Jablonski diagrams showing the main energy pathways for different modes of fluorescence (energy diagrams not drawn to scale). A – single photon Stokes process (i) photon absorption gives excited state, (ii) internal conversion to S₁, first singlet excited state, (iii) fluorescence (emission of photon), (iv) nonradiative decay, (v) intersystem crossing to T₁ (‘forbidden’ triplet excited state), (vi) phosphorescence, and (vii) nonradiative decay. B – two-photon upconversion (anti-Stokes process). Excited-state absorption (ESA) proceeds via sequential absorption of two photons to give the excited state and a subsequent emission event.
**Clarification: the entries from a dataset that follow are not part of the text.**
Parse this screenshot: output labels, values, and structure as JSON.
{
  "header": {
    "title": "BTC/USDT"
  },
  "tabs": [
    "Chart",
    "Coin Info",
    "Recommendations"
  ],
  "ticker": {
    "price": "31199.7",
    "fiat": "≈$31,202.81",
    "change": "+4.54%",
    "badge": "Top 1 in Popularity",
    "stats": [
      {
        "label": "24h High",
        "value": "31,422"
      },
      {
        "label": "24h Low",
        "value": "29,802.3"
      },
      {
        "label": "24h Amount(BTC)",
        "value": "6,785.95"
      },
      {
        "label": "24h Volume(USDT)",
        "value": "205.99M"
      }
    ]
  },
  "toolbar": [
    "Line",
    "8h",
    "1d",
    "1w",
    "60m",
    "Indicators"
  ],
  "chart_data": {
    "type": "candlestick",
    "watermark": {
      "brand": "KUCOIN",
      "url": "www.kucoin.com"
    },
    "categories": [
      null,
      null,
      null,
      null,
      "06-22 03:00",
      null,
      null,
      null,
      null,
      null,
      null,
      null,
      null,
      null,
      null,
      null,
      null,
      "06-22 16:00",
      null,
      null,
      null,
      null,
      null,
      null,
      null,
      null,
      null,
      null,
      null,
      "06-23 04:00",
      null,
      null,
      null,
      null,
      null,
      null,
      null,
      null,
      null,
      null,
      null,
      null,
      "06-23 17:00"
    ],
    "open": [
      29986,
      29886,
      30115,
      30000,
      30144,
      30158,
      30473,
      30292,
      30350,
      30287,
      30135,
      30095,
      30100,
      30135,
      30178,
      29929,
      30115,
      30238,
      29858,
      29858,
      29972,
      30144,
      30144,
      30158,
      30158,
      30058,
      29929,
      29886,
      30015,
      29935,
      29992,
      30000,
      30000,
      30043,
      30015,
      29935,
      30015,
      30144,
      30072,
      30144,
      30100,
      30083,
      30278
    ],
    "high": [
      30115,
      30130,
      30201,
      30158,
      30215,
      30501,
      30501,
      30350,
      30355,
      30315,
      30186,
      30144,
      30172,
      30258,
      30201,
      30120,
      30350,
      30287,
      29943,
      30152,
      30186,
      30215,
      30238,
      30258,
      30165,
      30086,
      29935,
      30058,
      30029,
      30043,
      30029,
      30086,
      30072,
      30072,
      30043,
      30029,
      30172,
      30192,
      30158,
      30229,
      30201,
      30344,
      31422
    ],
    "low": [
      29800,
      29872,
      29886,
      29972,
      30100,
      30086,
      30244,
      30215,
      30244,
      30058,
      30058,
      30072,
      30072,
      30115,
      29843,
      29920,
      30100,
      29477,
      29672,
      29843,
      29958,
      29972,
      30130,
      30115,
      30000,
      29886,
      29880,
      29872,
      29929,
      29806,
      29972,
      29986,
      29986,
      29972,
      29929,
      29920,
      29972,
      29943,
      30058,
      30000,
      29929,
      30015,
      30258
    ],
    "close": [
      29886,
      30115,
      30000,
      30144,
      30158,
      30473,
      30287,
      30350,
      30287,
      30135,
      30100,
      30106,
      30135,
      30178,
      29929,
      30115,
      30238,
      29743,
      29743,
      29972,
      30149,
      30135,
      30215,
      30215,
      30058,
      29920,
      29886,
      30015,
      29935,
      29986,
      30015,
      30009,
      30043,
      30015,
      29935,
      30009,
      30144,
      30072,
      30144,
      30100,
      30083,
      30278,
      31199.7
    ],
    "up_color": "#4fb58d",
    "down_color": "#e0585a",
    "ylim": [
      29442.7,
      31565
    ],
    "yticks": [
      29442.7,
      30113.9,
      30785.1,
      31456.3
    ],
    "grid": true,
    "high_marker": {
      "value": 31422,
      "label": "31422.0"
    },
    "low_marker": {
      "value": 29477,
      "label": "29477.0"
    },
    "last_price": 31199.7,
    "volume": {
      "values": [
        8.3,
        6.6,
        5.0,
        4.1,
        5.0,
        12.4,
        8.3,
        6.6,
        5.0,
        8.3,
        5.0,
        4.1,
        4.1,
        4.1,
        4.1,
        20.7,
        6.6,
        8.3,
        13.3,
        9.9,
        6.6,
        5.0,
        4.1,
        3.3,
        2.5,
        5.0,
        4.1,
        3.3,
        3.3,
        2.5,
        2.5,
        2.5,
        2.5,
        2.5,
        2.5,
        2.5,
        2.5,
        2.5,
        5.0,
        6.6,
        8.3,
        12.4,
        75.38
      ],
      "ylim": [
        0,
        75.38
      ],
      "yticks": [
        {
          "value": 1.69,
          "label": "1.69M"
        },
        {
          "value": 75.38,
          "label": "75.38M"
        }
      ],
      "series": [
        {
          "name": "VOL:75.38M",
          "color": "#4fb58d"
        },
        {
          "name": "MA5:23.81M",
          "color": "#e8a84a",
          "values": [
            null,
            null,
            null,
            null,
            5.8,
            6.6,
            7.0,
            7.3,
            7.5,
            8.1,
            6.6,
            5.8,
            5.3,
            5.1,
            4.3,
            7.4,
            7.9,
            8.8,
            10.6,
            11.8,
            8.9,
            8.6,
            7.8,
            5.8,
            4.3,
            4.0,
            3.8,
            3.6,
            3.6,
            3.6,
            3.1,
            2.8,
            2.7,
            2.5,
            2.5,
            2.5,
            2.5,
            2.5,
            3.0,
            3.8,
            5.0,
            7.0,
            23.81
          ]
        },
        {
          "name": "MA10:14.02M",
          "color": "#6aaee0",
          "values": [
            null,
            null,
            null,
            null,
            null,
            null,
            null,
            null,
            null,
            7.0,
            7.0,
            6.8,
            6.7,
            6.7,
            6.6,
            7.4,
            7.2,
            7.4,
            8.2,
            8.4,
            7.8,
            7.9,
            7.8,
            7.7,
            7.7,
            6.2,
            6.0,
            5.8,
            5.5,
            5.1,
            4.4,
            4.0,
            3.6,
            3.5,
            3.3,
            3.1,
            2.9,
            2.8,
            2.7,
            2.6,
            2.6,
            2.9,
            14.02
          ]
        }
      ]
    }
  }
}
In energy transfer upconversion (ETU), an ion directly absorbs one photon while a neighboring ion absorbs another and transfers the energy to the first ion, resulting in upconversion and emission. Reproduced from Lavis and Raines and Haase and Schafer.

Fig. 4

Lung clearance of monodisperse polystyrene particles in rats (3 µm | 9 µm | 15 µm). Radioactively tagged polystyrene particles, intratracheally administered, were monitored for clearance from the lung. Adapted from Oberdörster (1989) and Snipes (1981).^,

Fig. 5

Predicted absorption spectra for gold ellipsoids with varying aspect ratios (ARs). As seen, increasing the AR monotonically shifts the plasmon resonance band into the NIR, which is ideal for deep tissue imaging. Reproduced from Link, et al.

Fig. 6

Adapted chemical structures for A - pyrrole, B - polypyrrole, C - porphyrin, and D - phthalocyanine (adapted from Sigma-Aldrich Co. LLC, St. Louis MO).

Fig. 7

Increasingly large porphyrin rings have absorption maxima that shift into the NIR (411 – 953 nm). A – porphyrin, B – dodecaphyrin, C – octadecaphyrin (Ar = C₆F₅). Reproduced from Tanaka, et al.

Fig. 8

In vivo fluorescent images of targeted QDs in mice. A – Targeted QDs preferentially accumulate in tumors. B – With a single excitation source, QDs tuned to different emission wavelengths can be detected simultaneously. Reproduced from Gao, et al.

Fig. 9

TEM image of oleic acid-trioctylphosphine stabilized NaYF₄:Yb³⁺,Er³⁺ upconverting nanophosphors. Reproduced from Budijono, et al. (2010).

Fig. 10

Clockwise, from left to right, (adapted) examples of cyanine dyes ICG, Cy5, and IRDye 750 NHS Ester (adapted from LI-COR Biosciences Inc., Lincoln NE).

Fig. 11

Examples of squaraines (adapted from Umezawa and Nakazumi).

Fig. 12

Examples of BODIPY class dyes (adapted from Donuru and Umezawa).

Fig. 13

Perylene and an example derivative (adapted from Quante, et al.)

Fig. 14

Carbon nanotube (CNT) fluorescence emission after uptake into a macrophage-like cell (reproduced from Cherukuri, et al.)

Fig. 15

Atomic force microscope (AFM) images of 30 nm micelles encapsulating hydrophobic ICG complex. Scale bar applies to both images. Reproduced from Rodriguez, et al.

Fig. 16

Flash NanoPrecipitation schematic. Rapid mixing of the solvent and nonsolvent streams causes a drop in solvent quality and subsequent precipitation of the hydrophobic solutes. By matching the aggregation (t_agg) and nucleation and growth (t_ng) time scales (which are both larger than the mixing time scale t_mix), homogeneous nucleation kinetics result and polymer stabilized nanoparticles from 30 – 800 nm with narrow size distributions are produced. This scalable method allows for rapid, inexpensive, and versatile encapsulation of various hydrophobic molecules.^,

Fig. 17

SEM image of poly(lactic-co-glycolic acid)-b-poly(ethylene glycol) protected upconverting nanophosphors (140 nm) with additional 30 nm micelles visible. Reproduced from Budijono, et al.

Fig. 18

Novel theranostic agent. A – schematic of nanoparticles containing a ~70 nm Au nanoshell with a silica shell doped with superparamagnetic iron oxide and ICG and surface-decorated with anti-HER2 antibodies for targeting. B – magnetic resonance imaging of the nanoparticles in vitro (no scale bar provided). C – photothermal ablation capabilities of the theranostic system demonstrated in vitro. D – fluorescence visualization of the nanoparticles after targeted uptake into OVCAR3 cells. Reproduced from Chen, et al.